Смотрим друг на друга. Нет, жрем взглядами, будто получив, наконец, карт-бланш. Я пытаюсь найти ответы в темно-синих, горечавковых глазах, но там лишь легкая насмешка и что-то такое слегка искрящееся на дне, совершенно непонятное.
Секунда, две, три… и открывается дверь. Какая-то девушка, смущенно взвизгнув, бормочет смущенное “извините!”, закрывая ее вновь.Я же едва не седею от ужаса.
– Отойди сейчас же! – пытаюсь оттолкнуть эту мускулистую махину от себя, но ему хоть бы хны.
Как ни в чем не бывало, перегнувшись через меня, смотрит в зеркало и дурашливо обводит пальцами вокруг рта, насмешливо резюмируя:
– Ну, вот – никакого молока.
– Да плевать мне! – рычу, не в силах больше выносить эту обжигающую до дрожи близость.
– Да-да, я понял, – снисходительно мурлычет этот стервец и, растянув губы в какой-то сокровенно-мистерейной усмешке, шепчет. – Только в следующий раз, когда мамочке снова будет плевать, пусть собирает информацию не так топорно, лады?
Наверное, если бы взглядом можно было убивать, это наглое чудовище валялось бы сейчас в луже собственной крови.
Видимо, прочитав что-то эдакое в моих глазах, Красавин примирительно поднимает руки и, шало подмигнув, идет к двери. Я же просто-напросто обтекаю, едва дыша от дикого стыда, понимая, что придушу Монастырскую к чертям собачьим с ее гребанными досье и сплетнями.
Глава 8
– Ты хоть представляешь, как я себя чувствовала?! Да мне хотелось сквозь землю провалиться! Позор! Просто позорище! – распыляюсь я уже минут десять по телефону, меряя шагами зону отдыха перед открытым камином из травертина.
По приезде домой я сразу же позвонила Монастырской.
Она, судя по звукам на бэкграунде, была на какой-то вечеринке, но отвертеться от меня даже не пыталась, видимо, поняв, что я сейчас в таком состоянии, что перерою весь Лос-Анджелес, но заставлю ее выслушать все, что думаю о такой дружеской помощи. А думаю я, что ее нужно запретить на законодательном уровне.
– Мало того, он совсем отбитый! – продолжаю возмущаться. – Ворвался в женский туалет, зажал меня возле раковины…
– Пока звучит неплохо, – со смешком вставляет свои пять копеек подруга.
– Надя, это ни фига не смешно!

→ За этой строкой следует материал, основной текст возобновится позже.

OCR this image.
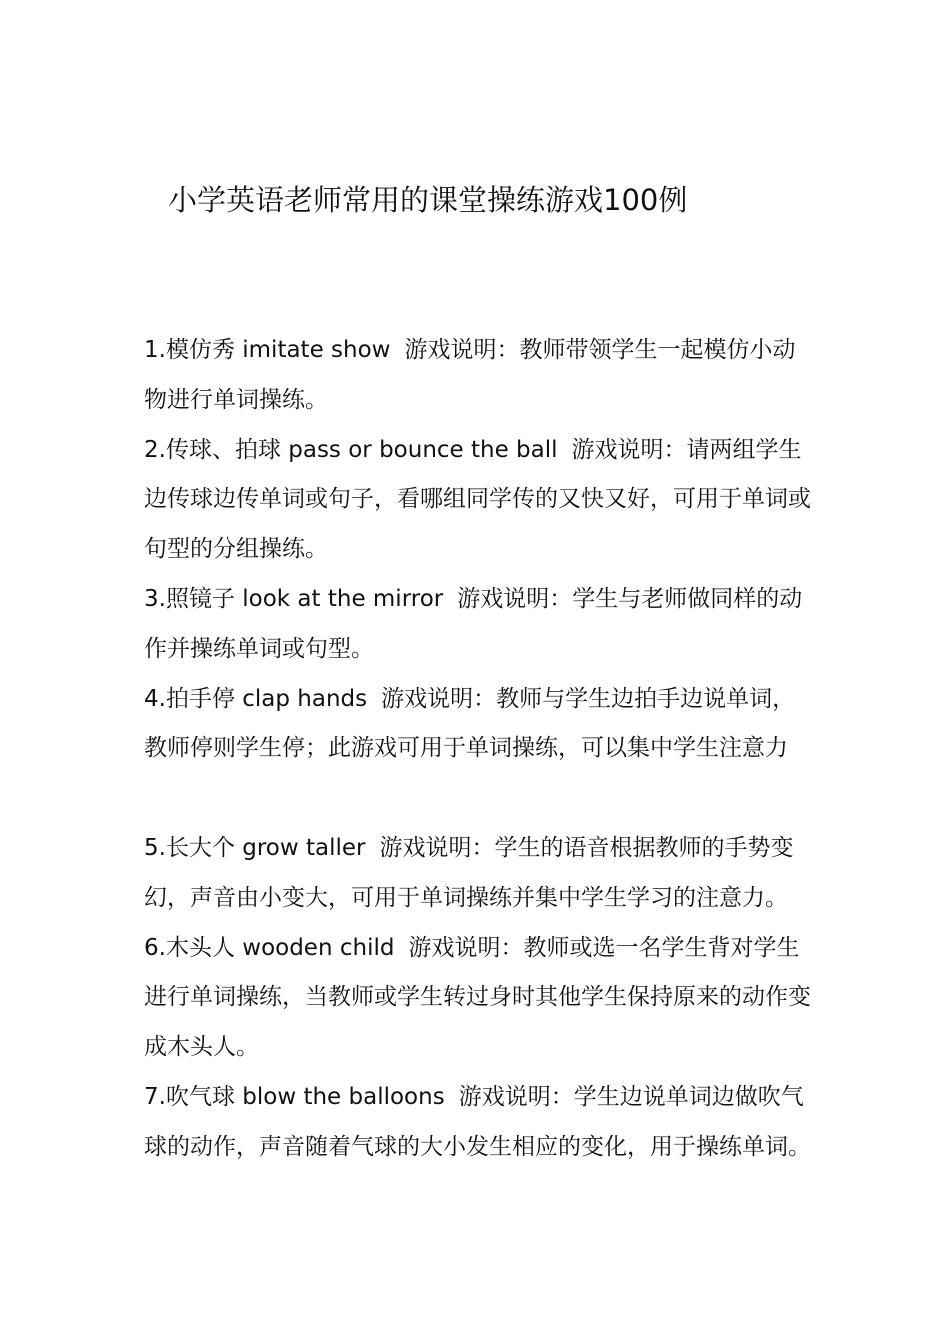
小学英语老师常用的课堂操练游戏100例

1.模仿秀 imitate show 游戏说明：教师带领学生一起模仿小动物进行单词操练。

2.传球、拍球 pass or bounce the ball 游戏说明：请两组学生边传球边传单词或句子，看哪组同学传的又快又好，可用于单词或句型的分组操练。

3.照镜子 look at the mirror 游戏说明：学生与老师做同样的动作并操练单词或句型。

4.拍手停 clap hands 游戏说明：教师与学生边拍手边说单词，教师停则学生停；此游戏可用于单词操练，可以集中学生注意力

5.长大个 grow taller 游戏说明：学生的语音根据教师的手势变幻，声音由小变大，可用于单词操练并集中学生学习的注意力。

6.木头人 wooden child 游戏说明：教师或选一名学生背对学生进行单词操练，当教师或学生转过身时其他学生保持原来的动作变成木头人。

7.吹气球 blow the balloons 游戏说明：学生边说单词边做吹气球的动作，声音随着气球的大小发生相应的变化，用于操练单词。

Он глумился. Знаешь, как он меня назвал? Мамочкой! Мамочкой, черт тебя дери! – повышаю голос, едва не пыхча от гнева. Я все еще немного пьяна и, вероятно, излишне эмоциональна, но все равно это не отменяет того факта, что чувствую себя препоганейшим образом.
Мне и в страшном сне не могло присниться, что однажды меня примут за одну из тех старперок-миллиардерш, гоняющихся за молоденькими, звездными мальчиками. И пусть это абсолютно нормальная, я бы даже сказала издревле устоявшаяся модель восхождения на звездный олимп – каждая вторая звезда загорелась, благодаря связи с богатым покровителем или покровительницей – я, лично, себя в роли сахарной мамочки не то, что не видела, я об этом даже не думала никогда. А теперь не знаю, как на это реагировать.
– А, по-моему, “мамочка” – это горячо. С чего ты вообще взяла, что он вкладывает в это какой-то смысл? Может, у мальчика просто кинк на милф, и он на полном серьезе подкатил, – продолжает Монастырская веселиться, отчего я едва не рычу, мысленно отсидев два срока и выйдя на свободу.
– Надь, не беси меня! Я и так на грани.
– Вообще не понимаю, чего ты так реагируешь? Голливуд – не наш Зажопинск. Здесь время – деньги, никто не хочет тратить его, не пойми на кого, поэтому заранее зондируют почву.
– Ты это боксерику объясни, а то он, видать, не в теме, – язвлю, давая понять, что логика немножко хромает, учитывая реакцию мальчика.
– А может, как раз, наоборот – сильно в теме? – не менее язвительно парирует Монастырская, заставляя меня закатить глаза.
– Надь, он – спортсмен, там совсем по-другому карьера строится, чем у моделей, певцов и актеров. Валяние на простынях с правильной тетей или дядей медальку тебе не подарит. Кстати, может, он поэтому и взбеленился, – вдруг доходит до меня, и я замираю напротив апельсинового дерева, еще больше смутившись, представив, каково было парню получить новость, что какая-то богатая тетка наметила его в питомцы. Все-таки спортсмены – гордый народ.
– Ой, я тебя умоляю, – словно услышав мои мысли, кривится Надя. – Взбеленился он… Ты иногда такой наивняк, Лар.